3. It fails to acknowledge privilege

As a white woman, you have white privilege. This fact cannot be disputed with “yes but I’m a woman so I’m also oppressed” or “yes but my family is poor.” That might be true, but neither of those things changes the fact that you have white privilege.

Stop playing the oppression-olympics.

Being oppressed as a woman does not give you the right to ignore the oppression of others. It’s a privilege to be able to disengage yourself from conversations about race. As a white woman, I know that I have the privilege of being able to decide when I want to talk about or think about race. Women of colour do not have that option.

4. Our struggles are different.

There is a lot of racism in the history of feminism. In the United States, it is taught that women were granted the right to vote in 1920, but the truth is that the women’s suffrage movement was about white women, and black women didn’t have the right to vote until 1965. To this day, our struggles are not the same, and pretending that they are is a problem.
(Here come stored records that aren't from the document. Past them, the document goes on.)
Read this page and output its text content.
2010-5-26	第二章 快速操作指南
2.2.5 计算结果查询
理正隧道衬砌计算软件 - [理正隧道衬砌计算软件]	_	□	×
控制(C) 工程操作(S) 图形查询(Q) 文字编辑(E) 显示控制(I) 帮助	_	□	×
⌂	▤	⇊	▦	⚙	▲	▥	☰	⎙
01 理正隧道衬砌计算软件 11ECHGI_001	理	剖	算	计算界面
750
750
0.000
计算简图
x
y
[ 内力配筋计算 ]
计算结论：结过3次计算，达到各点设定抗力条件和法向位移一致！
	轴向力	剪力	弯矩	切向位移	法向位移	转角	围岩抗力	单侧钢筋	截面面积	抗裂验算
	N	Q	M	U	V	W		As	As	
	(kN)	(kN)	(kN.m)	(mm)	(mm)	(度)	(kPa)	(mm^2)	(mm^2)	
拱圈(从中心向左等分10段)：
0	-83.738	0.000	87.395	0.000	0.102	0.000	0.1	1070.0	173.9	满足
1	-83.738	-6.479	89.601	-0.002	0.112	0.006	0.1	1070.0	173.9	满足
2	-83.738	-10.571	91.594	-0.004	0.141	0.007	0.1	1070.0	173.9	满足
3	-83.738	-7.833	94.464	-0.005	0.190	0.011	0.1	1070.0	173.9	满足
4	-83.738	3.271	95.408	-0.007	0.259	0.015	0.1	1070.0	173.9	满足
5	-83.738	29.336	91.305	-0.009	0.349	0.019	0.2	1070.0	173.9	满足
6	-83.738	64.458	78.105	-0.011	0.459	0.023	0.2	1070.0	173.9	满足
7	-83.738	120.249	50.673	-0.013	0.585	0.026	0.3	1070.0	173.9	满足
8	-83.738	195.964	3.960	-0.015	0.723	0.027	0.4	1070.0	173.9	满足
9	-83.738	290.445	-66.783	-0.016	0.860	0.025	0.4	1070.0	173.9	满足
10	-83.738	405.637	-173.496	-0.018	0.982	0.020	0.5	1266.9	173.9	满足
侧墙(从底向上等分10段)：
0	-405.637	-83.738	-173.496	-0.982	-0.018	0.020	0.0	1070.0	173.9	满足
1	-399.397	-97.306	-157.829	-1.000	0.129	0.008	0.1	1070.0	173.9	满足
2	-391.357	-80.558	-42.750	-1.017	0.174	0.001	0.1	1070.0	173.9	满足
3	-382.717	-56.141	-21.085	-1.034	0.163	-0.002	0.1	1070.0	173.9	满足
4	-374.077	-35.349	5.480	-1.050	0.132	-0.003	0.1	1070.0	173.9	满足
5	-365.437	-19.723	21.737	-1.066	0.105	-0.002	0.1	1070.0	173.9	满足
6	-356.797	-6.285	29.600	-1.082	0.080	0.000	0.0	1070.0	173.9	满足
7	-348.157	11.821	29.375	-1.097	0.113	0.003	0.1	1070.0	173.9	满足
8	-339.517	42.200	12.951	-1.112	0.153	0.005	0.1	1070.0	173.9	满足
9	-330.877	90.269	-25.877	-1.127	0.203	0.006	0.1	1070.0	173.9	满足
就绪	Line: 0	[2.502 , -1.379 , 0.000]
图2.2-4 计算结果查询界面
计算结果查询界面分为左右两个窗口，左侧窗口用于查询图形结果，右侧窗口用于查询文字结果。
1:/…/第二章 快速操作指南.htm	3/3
The struggle of a white woman is not the same as that of a woman of colour. We often see white celebrities talking about equal pay or paid maternity leave, but where is their outrage about race-related policy brutality?

Race isn’t the only thing that makes our struggles different.

As a straight woman, you have always been allowed to marry whomever you choose, whereas same-sex marriage wasn’t legalised until 2015. Just last year, over twenty transgender women were murdered (many of whom were women of colour), which is the largest number on record, but why is this narrative never heard?

Countering racism, classism, homophobia, transphobia etc. should be central to the feminist struggle. We, as feminists, need to take serious concrete steps towards intersectionality. If we truly believe in equality for all women, then we need to start acting like it.